I want my kids to chase their dreams with reckless abandon. AND I want them to be independent and live the life they want to, not the life I want them to. If they have to live off of takeout for weeks because they don’t have time to grocery shop, please God, just let them think to eat a salad here or there. If they wear wrinkled clothes because they didn’t get to fold laundry that day, I hope it was because they were struck with inspiration that just couldn’t wait. I want them to live life on their terms. I realize this isn’t very “Midwestern conservative” of me. But I don’t want my kids to live their lives for me.
That being said, I will teach them how to do laundry. Noah might be a little disappointed this year to find Santa’s bag of tricks will include his very own laundry basket and some laundry detergent. But I am going to teach my kids how to be independent. Some parents feel this isn’t fair because it denies your kids their childhood. But believe me when I say, my children are never deprived their time to do their creative activities. My messy house proves this. But they will have the tools to be adults even though I want them to live a life with childlike curiosity.
Similarly, I need to make my own peace with not being the mom my mother was. She was a saint to have dinner on the table every night in a tidy house. But it made her feel pressure to put her aspirations of being an artist on the back burner until we were grown and moved out. I am so glad she finally makes time in her week to paint. She is wildly talented and my only regret for her is that she felt too guilty to do it sooner.
My mom isn’t the only one who sacrificed her dreams. My dad wanted to be a photographer at one point in his life, but decided to stick with being a builder because it provided better for his family. We have to make these tough choices at times but I guess the point I’m trying to make is, don’t abandon your dreams entirely. Always make time for your passion. When we live a life out of obligation, we get burnt out. We must “adult” for a good portion of our days, but you do yourself a disservice when you stifle your creativity.

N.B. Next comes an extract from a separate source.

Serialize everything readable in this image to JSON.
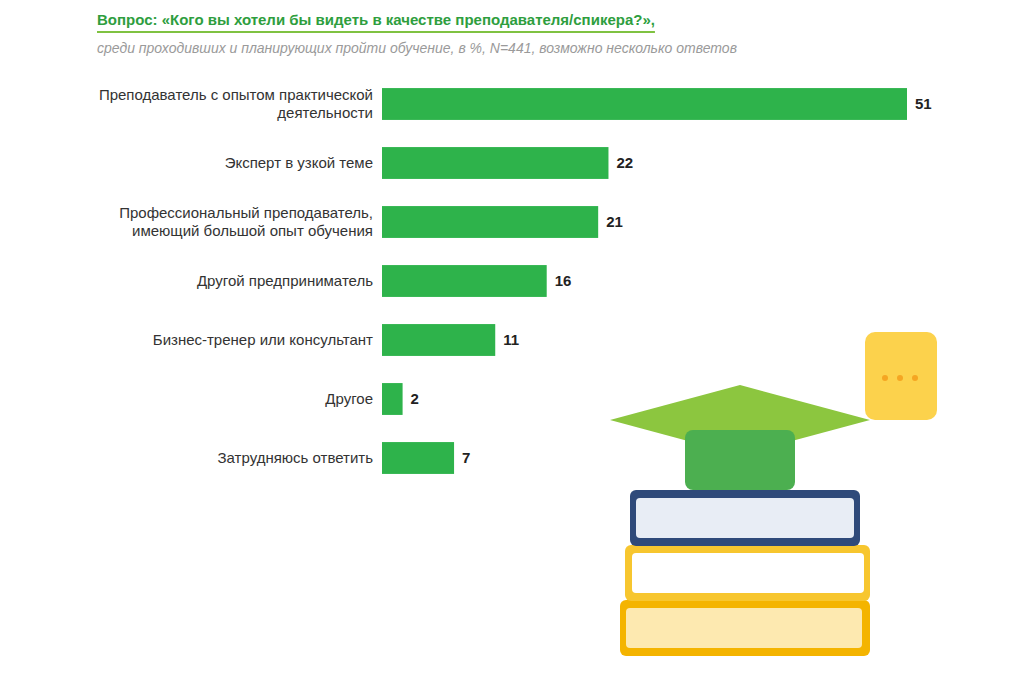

Creativity is the thing that sets us apart from every other living thing on the planet. Why would God give us a desire to create if it wasn’t important? It’s what makes us more magical than narwhals and polar bears! They can’t paint or play guitar or grow creepy mustaches, but we can! It’s our gift from God to make this life tolerable. It’s the fun we get to have! He wants us to play! He wants us to live for joy, not for big mansions with sculpted lawns that are afforded by repressing every stitch of creative expression we’ve ever had.
Yes, we must survive, but how important is it for us to work ourselves into the ground, because ultimately, people, that is where we all end up. The only question we are left to ask ourselves on that last day of life is, “Did I enjoy the ride?”
So here I am, typing away, my passion, my heart, and soul in my favorite way—written word. In this moment, my creativity is more important than cleaning and that’s fine. No one will suffer for it. And don’t do what I did this morning and blame someone else for your refusal to get out of the way of the arbitrary rules you place on yourself.
My fireplace is on and I am actively avoiding that sink full of dishes so I can share this good news with you: LIVE YOUR LIFE WITH JOY, NOT OBLIGATION.
Happy Monday, you beautiful, creative, expressive being! Go do THAT!